最後に彼が設計を手掛けたという小さな図書館にも寄った。木の温もりに満ちた静かな空間。高い天井から柔らかな光が降り注いでいる。蓮が語る思い出はどれも優しくて、温かくて、まるで上質な小説の一場面のようだった。しかし、栞にとってそれは、あくまでも「藤宮蓮と、自分によく似た誰か」の物語でしかなかった。思い出をなぞるたびに、記憶のない自分が、彼の隣にいる資格がないように思えてならなかった。
「……これで、最後なんだ」
夕暮れ時、蓮が栞を連れてきたのは、何の変哲もない、築五十年の古い木造アパートだった。ぎしぎしと鳴る階段を上り、蓮が鍵を開けた二階の一室は、がらんどうだった。家具は何もなく、床には埃が薄く積もり、西日がオレンジ色の光を長く室内に投げかけていた。
「僕が、大学を出て一人暮らしを始めた部屋。栞はよく遊びに来てくれた」
蓮は部屋の中央に立ち、壁の一点を指差した。そこには、長さ数センチの、白い傷跡が残っている。
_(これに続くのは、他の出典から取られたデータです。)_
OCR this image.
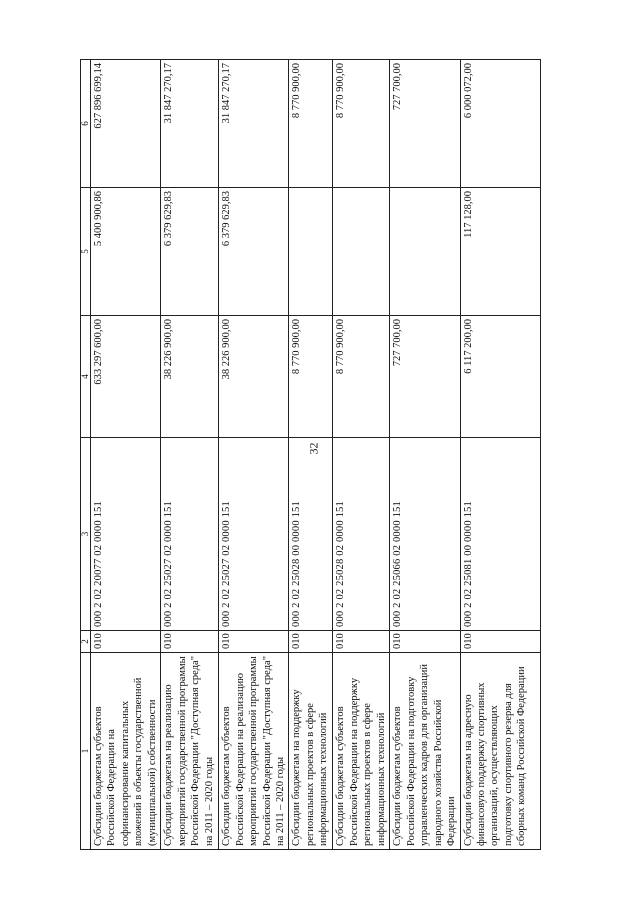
32
1	2	3	4	5	6
Субсидии бюджетам субъектов Российской Федерации на софинансирование капитальных вложений в объекты государственной (муниципальной) собственности	010	000 2 02 20077 02 0000 151	633 297 600,00	5 400 900,86	627 896 699,14
Субсидии бюджетам на реализацию мероприятий государственной программы Российской Федерации "Доступная среда" на 2011 – 2020 годы	010	000 2 02 25027 02 0000 151	38 226 900,00	6 379 629,83	31 847 270,17
Субсидии бюджетам субъектов Российской Федерации на реализацию мероприятий государственной программы Российской Федерации "Доступная среда" на 2011 – 2020 годы	010	000 2 02 25027 02 0000 151	38 226 900,00	6 379 629,83	31 847 270,17
Субсидии бюджетам на поддержку региональных проектов в сфере информационных технологий	010	000 2 02 25028 00 0000 151	8 770 900,00		8 770 900,00
Субсидии бюджетам субъектов Российской Федерации на поддержку региональных проектов в сфере информационных технологий	010	000 2 02 25028 02 0000 151	8 770 900,00		8 770 900,00
Субсидии бюджетам субъектов Российской Федерации на подготовку управленческих кадров для организаций народного хозяйства Российской Федерации	010	000 2 02 25066 02 0000 151	727 700,00		727 700,00
Субсидии бюджетам на адресную финансовую поддержку спортивных организаций, осуществляющих подготовку спортивного резерва для сборных команд Российской Федерации	010	000 2 02 25081 00 0000 151	6 117 200,00	117 128,00	6 000 072,00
「ここで……君が初めて、『好き』だって言ってくれたんだ。僕は舞い上がっちゃって、飾ろうとしてた額縁を落として、壁に傷つけちゃった」
彼の声は、夕暮れの静寂に震えながら溶けていった。
「君はいつも言ってた。『記憶なんてなくたっていい。私が蓮を好きになったのは、もう決まってたことだから。何度だって、また好きになる自信がある』って……。でも、やっぱり、思い出がないと……ダメなのかな」
そう言って力なく笑う蓮の顔は、今まで見たどんな顔よりも悲しそうで、栞の胸を強く締め付けた。彼は諦めようとしている。自分たちの過去に、そして未来に、静かに幕を降ろそうとしている。
「もう、いいんだ。栞が苦しむ顔は、もう見たくない」
そう言って背を向け、ドアノブに手をかけた蓮の背中が、やけに小さく見えた。
その瞬間、栞の心に、今まで感じたことのない強い感情が突き上げた。それは、失われた過去への執着ではなかった。目の前の、この温かくて不器用な人を、失いたくないという、紛れもない現在の想いだった。
「待って!」
気づけば、声が出ていた。蓮の腕を、夢中で掴んでいた。
「行かないで……」
振り返った蓮が、驚いたように目を見開いている。
「ごめんなさい。思い出せない。あなたが好きだった『水野栞』は、もうここにはいないのかもしれない。あなたの思い出話を聞いても、私はただの綺麗な物語みたいにしか感じられなかった」
栞は、涙が滲むのを堪えながら、正直な言葉を紡いだ。
「でも……」
一息ついて、蓮の目をまっすぐに見た。
「でも、今日一日、あなたの隣にいて、あなたの優しさに触れて……あなたが、いなくなってしまうのは、嫌だと思った。記憶の中のあなたじゃない。今の、目の前にいるあなたを、私は……」
言葉が続かなかった。けれど、その途切れた言葉の先にこそ、本当の気持ちが宿っている気がした。
蓮はしばらく黙って栞を見つめていたが、やがてその表情がふわりと和らぎ、今まで見たことのない、心の底からの笑顔が咲いた。
「……それで、十分だよ」
彼は栞の手をそっと握り返した。
「僕も、記憶の中の君だけを追いかけてたのかもしれない。今の君と、もう一度始めたい。ゼロからでいい」
がらんどうの部屋に、西日が満ちていた。それはまるで、これから始まる二人のための、温かいスポットライトのようだった。床に伸びた二つの影が、寄り添うように一つに重なる。栞は、失われた地図の代わりに、新しい白紙の地図を手に入れたのだと、確信していた。蓮と共に、新しいルートを描いていくための、真っさらな地図を。